Not to intrude on your private little perceptual matrix here, but we’ve all seen this movie.  Trinity brings Neo back to life with a kiss, and they get to keep all that cool leather clothing and the 10th degree Black Belt program.

Seriously, when you get some time this weekend, go find a copy of Douglas Hofstader’s book, “Goedel, Escher, and Bach, An Eternal Golden Braid.” It’s long, and not exactly easy to read.  But you should have no problem with it at all.


“Poverty of goods is easily cured; poverty of the mind is irreparable.”

Bat One on March 9, 2007 at 03:12 pm

“Goedel, Escher, and Bach, An Eternal Golden Braid.”

I own it already.


rasberry

Sparkie Arbuckle on March 9, 2007 at 03:22 pm

Its “Gödel” BTW. I read the first 300 pages like 2 years ago. I don’t know nearly enough about math or music to appreciate it fully.


rasberry

Sparkie Arbuckle on March 9, 2007 at 03:26 pm

I own it already.

Sparkie,

Curious.  I should be surprised… but I’m not.
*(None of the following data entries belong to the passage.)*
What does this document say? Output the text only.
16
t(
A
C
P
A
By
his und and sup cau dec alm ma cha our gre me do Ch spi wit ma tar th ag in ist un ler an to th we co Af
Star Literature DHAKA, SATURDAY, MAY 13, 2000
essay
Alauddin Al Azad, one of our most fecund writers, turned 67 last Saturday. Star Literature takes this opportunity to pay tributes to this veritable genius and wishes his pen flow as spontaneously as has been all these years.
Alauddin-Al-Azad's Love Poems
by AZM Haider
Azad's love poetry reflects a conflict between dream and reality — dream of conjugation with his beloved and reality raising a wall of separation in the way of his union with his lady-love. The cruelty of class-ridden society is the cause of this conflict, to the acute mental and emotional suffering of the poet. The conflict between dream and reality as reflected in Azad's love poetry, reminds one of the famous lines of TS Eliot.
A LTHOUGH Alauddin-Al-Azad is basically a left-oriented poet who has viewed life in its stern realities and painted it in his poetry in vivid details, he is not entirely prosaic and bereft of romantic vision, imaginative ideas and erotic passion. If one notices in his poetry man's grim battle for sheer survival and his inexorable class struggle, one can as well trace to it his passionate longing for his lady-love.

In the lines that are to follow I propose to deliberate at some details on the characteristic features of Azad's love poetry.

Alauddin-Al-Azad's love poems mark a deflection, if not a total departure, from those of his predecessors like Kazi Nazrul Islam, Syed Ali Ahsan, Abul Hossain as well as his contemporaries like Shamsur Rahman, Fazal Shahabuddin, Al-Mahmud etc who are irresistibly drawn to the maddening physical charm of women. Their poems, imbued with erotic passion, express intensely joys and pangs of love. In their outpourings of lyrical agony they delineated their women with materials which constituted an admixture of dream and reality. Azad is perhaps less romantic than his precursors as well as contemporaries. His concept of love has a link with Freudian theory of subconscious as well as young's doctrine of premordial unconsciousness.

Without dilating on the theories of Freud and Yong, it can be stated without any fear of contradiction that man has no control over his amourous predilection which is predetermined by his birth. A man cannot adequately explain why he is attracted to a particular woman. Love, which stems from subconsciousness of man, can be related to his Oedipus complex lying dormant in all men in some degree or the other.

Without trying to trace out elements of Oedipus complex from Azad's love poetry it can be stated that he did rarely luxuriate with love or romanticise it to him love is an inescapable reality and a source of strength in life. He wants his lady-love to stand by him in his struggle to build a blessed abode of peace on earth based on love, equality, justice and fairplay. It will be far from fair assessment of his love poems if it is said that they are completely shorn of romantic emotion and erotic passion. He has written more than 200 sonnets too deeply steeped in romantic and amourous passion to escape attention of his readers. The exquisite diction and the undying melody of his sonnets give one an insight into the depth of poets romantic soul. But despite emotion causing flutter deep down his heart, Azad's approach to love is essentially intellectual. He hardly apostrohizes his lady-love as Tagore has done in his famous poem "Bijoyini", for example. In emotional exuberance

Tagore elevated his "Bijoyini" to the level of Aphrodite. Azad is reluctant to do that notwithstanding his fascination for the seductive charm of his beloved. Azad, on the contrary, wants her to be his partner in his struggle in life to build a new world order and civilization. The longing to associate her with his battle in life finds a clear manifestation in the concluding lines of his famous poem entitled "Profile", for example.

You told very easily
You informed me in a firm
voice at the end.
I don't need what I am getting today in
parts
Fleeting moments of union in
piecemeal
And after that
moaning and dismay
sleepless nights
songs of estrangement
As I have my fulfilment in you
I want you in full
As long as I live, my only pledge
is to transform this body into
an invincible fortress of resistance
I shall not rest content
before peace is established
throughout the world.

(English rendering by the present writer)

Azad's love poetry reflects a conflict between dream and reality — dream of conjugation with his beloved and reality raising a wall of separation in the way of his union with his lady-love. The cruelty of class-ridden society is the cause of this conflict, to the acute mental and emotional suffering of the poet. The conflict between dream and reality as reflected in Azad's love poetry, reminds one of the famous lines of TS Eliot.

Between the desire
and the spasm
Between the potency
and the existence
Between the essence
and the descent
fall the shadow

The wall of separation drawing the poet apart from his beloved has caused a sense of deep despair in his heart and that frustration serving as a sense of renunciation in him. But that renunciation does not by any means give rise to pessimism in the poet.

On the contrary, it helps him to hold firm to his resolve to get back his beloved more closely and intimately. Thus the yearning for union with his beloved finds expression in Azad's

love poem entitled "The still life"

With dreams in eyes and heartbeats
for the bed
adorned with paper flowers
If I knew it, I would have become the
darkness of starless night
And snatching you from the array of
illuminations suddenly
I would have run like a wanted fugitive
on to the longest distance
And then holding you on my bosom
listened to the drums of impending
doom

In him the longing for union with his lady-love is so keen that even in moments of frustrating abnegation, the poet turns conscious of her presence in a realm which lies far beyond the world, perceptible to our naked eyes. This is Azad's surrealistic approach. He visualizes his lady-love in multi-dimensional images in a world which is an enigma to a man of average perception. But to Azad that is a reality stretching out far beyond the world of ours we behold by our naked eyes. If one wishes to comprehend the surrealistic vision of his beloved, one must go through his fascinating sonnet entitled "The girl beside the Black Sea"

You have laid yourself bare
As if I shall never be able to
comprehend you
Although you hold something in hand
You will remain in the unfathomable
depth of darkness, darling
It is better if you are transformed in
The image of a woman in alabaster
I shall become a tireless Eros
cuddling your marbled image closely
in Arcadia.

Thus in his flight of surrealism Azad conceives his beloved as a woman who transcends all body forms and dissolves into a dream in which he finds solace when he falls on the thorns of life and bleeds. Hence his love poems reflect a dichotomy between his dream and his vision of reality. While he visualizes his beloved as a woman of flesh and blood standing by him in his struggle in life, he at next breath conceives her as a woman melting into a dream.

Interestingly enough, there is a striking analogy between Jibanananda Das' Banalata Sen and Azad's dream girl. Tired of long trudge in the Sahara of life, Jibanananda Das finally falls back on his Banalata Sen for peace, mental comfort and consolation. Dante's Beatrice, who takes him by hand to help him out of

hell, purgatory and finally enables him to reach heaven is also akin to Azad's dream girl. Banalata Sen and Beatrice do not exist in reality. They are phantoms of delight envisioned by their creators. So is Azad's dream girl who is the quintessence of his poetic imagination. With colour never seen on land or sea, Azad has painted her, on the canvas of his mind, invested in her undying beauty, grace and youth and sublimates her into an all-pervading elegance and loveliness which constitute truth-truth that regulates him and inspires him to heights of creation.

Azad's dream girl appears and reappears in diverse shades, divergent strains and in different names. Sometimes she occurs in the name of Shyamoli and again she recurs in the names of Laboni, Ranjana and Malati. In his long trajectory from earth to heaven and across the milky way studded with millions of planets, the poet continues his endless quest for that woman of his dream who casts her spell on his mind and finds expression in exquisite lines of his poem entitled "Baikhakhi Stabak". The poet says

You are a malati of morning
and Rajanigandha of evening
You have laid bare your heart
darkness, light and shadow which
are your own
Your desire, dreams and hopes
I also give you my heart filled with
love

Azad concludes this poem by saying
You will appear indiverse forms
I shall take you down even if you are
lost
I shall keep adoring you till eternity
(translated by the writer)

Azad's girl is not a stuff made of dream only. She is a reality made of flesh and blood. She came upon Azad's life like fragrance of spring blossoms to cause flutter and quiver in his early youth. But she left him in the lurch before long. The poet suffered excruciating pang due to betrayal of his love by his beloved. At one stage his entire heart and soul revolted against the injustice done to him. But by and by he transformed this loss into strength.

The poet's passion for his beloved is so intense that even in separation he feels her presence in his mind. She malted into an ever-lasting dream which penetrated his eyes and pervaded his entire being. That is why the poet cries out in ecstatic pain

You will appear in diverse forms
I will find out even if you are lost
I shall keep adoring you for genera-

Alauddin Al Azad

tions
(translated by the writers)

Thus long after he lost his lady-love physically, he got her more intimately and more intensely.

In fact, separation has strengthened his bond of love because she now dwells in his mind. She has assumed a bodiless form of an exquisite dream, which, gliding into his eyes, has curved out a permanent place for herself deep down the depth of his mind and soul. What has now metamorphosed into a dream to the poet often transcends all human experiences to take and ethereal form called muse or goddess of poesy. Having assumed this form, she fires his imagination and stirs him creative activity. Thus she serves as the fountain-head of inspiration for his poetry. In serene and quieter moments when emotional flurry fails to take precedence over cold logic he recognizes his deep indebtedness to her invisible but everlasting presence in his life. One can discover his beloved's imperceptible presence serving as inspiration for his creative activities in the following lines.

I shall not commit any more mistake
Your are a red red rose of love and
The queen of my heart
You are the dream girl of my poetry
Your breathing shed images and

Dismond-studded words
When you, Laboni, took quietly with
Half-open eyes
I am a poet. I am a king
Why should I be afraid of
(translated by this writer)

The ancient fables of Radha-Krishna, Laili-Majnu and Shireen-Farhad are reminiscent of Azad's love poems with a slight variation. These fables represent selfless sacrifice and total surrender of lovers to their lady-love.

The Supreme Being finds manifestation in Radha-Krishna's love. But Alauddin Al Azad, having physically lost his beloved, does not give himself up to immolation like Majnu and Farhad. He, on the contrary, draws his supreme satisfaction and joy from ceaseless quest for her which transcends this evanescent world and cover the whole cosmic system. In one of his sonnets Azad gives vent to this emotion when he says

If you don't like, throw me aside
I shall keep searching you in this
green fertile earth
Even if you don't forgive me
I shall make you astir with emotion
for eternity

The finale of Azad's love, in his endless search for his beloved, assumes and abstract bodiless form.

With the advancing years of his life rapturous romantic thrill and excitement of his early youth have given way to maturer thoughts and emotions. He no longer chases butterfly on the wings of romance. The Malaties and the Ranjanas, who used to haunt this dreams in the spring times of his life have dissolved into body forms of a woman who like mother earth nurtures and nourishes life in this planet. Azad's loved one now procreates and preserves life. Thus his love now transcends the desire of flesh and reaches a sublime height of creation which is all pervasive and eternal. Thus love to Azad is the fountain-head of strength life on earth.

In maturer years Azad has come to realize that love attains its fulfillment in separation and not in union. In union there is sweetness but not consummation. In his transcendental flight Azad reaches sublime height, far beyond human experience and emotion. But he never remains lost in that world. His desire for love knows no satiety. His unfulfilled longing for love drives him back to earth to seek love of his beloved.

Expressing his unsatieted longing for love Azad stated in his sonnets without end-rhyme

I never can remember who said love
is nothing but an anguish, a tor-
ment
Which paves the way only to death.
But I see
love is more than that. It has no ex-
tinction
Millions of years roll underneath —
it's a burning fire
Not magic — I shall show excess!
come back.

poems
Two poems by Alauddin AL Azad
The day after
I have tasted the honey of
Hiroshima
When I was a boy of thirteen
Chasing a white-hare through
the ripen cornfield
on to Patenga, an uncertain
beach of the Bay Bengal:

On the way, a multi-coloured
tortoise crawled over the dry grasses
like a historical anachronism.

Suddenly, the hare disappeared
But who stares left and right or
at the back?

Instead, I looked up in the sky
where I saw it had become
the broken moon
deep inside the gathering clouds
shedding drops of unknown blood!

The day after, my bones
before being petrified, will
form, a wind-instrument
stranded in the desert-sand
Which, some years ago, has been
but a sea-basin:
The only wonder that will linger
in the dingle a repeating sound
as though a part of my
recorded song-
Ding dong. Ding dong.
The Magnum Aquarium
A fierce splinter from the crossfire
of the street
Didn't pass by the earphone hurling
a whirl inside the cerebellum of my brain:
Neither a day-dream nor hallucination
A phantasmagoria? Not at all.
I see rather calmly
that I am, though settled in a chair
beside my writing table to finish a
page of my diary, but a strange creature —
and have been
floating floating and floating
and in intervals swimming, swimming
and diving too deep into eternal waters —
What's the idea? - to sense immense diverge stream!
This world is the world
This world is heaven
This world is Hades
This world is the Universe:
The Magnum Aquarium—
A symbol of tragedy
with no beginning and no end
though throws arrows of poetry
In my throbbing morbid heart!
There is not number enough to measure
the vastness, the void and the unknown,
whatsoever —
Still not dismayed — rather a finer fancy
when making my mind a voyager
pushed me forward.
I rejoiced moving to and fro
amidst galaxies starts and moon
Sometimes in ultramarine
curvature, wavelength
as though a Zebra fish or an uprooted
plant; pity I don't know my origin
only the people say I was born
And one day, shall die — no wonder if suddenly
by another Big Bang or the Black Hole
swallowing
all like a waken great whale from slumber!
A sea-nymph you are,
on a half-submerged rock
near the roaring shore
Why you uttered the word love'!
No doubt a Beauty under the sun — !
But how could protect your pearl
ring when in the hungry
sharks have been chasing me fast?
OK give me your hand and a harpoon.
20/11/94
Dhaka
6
As for the music and math, don’t think of them as “music and math.” That’s not what’s important.  They are merely illustrative areas of interest because both Bach and Goedel (lazy) operated within and beyond the framework of the self-referential.

Escher’s work is easier because of its visual nature, but the basic principle is the same regardless.  I grew up with Bach (my father was a world-class organist with a photographic memory and a penchant for Bach.)

If you’ve read the first 300 pages or so, then the whole concept of self-referential perceptions and expressions is certainly familiar to you.  Interesting.

I’m looking forward to that paper of yours.


“Poverty of goods is easily cured; poverty of the mind is irreparable.”

Bat One on March 9, 2007 at 03:49 pm

Bat
I like the atonal classical composers. Berg.

I like narrative studies, broadly. Memory, narrative, self-reference, spatial processing/neuroscience and consciousness (in consort) is a broad swath I obsessively think about. There’s just alot there you know?? Its mystery. Its good.


rasberry

Sparkie Arbuckle on March 9, 2007 at 04:47 pm

Sparkie,

For the moment, I won’t quibble with you over whether “classical” and “tonal” belong in the same sentence describing the works of the same composer.  We can leave musicological semantics for some other rainy day.

In the meantime, I’m taking my family out to dinner.  I won’t attempt a serious critique of your work without reading it carefully several times.  Later.


“Poverty of goods is easily cured; poverty of the mind is irreparable.”